Неужели? И чего я думала, что шеф забыл? Отчего воображала, что Филипп не захочет больше меня видеть? Вечно я рефлексирую до невозможности.
— Ну, а почему не позвонил? — снова кричу, чувствуя, как ледяной ветер пробирает до костей. Если я останусь у открытого окна еще хоть на несколько минут, воспаление легких мне обеспечено. И все — таки как хорошо, что сегодня рядом нет моего братца — Серж надел бы мотоцикл Филиппу на голову из — за того, что мне спать мешают.
— Позвонить каждый дурак может, — его голос звучит, будто Филипп в трубу кричит. От этого смешно и страшно одновременно. — А вот мегафон — вещь!
Вижу, как в соседних окнах включается свет, и вот уже через некоторое время большинство озарилось изнутри. Нужно скорее заканчивать этот концерт от греха подальше.
— Поднимешься? — спрашиваю, а в глубине души все еще сомневаюсь, что стоящий под моими окнами Филипп и нарисованная птица — не плод моего воображения.
Он не отвечает, а только кивает, срывается с места и бежит по направлению к моему подъезду. Закрываю окно и, взяв костыли, кое — как ковыляю к двери. Внизу слышится хлопок закрывающейся двери и быстрые шаги по лестнице. Филипп снова в своих обитых железом казаках — в разведчики в такой обувке точно не возьмут. И в ночные грабители тоже.
Черт, как же с этими костылями неудобно. Прислоняю их к стене, чтобы открыть дверь, и они с грохотом падают на пол. Кое-как справляюсь с замками и распахиваю дверь, за которой уже стоит Филипп с мегафоном в руке. На его губах блуждает извечная хитрая усмешка. Хотелось бы мне знать, что таится в глубине его души.
— Надо было все — таки позвонить, — говорю, чтобы хоть что — то сказать, потому что поняла: я совершенно не понимаю, о чем нам разговаривать.
— Чтобы не иметь возможности лицезреть тебя в таком премиленьком халатике? — смеется он. — Признайся: позвони я тебе, и этот халат отправился бы в самый дальний угол шкафа?

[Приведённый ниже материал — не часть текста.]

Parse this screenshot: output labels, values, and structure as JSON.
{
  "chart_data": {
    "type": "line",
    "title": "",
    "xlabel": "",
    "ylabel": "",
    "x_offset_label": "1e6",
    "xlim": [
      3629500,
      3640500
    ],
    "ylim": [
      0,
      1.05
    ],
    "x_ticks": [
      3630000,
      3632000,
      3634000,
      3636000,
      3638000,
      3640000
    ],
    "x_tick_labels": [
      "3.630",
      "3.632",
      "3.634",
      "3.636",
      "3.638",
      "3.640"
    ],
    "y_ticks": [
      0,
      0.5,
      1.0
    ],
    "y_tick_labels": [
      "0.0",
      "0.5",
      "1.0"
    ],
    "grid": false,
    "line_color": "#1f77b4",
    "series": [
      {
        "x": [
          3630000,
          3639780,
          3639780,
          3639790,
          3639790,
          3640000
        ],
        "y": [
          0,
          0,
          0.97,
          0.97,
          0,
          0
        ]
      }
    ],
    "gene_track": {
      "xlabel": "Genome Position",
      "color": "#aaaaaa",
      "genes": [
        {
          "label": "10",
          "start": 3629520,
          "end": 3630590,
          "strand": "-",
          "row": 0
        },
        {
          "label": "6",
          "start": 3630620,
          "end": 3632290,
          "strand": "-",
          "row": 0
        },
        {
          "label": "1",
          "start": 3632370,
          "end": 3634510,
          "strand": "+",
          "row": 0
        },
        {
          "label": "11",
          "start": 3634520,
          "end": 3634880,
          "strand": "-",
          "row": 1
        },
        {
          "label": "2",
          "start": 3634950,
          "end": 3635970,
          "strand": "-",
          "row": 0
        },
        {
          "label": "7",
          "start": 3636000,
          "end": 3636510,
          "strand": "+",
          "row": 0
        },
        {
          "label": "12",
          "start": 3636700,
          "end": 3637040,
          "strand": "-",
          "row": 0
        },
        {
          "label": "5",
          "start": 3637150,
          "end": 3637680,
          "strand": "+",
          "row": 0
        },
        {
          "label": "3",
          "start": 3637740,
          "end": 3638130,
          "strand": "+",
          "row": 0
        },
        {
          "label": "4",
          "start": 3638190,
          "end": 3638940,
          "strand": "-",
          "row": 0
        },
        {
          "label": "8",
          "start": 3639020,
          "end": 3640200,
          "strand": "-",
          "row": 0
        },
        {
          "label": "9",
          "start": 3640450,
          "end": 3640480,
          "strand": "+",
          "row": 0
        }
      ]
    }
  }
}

Тут соседская дверь лязгает замком, и в приоткрывшийся дверной проем показывается всклокоченная голова соседа.
— Агния, впусти парня, а то хотелось бы еще хоть немного поспать. Вы и так весь дом перебудили, — бурчит мужчина и с силой захлопывает дверь.
— Ой, — вырывается у меня, я хватаю Филиппа за куртку и буквально затаскиваю в квартиру. — Потом весь мозг мне проедят своими нравоучениями, еще и брату скажут.
— Ну и пусть говорят, тебе, что от этого? — смеется Филипп, глядя, как я пытаюсь закрыть дверь трясущимися руками. — У самих, наверное, никакой личной жизни, вот они к другим и суются. Бросай о всякой ерунде думать.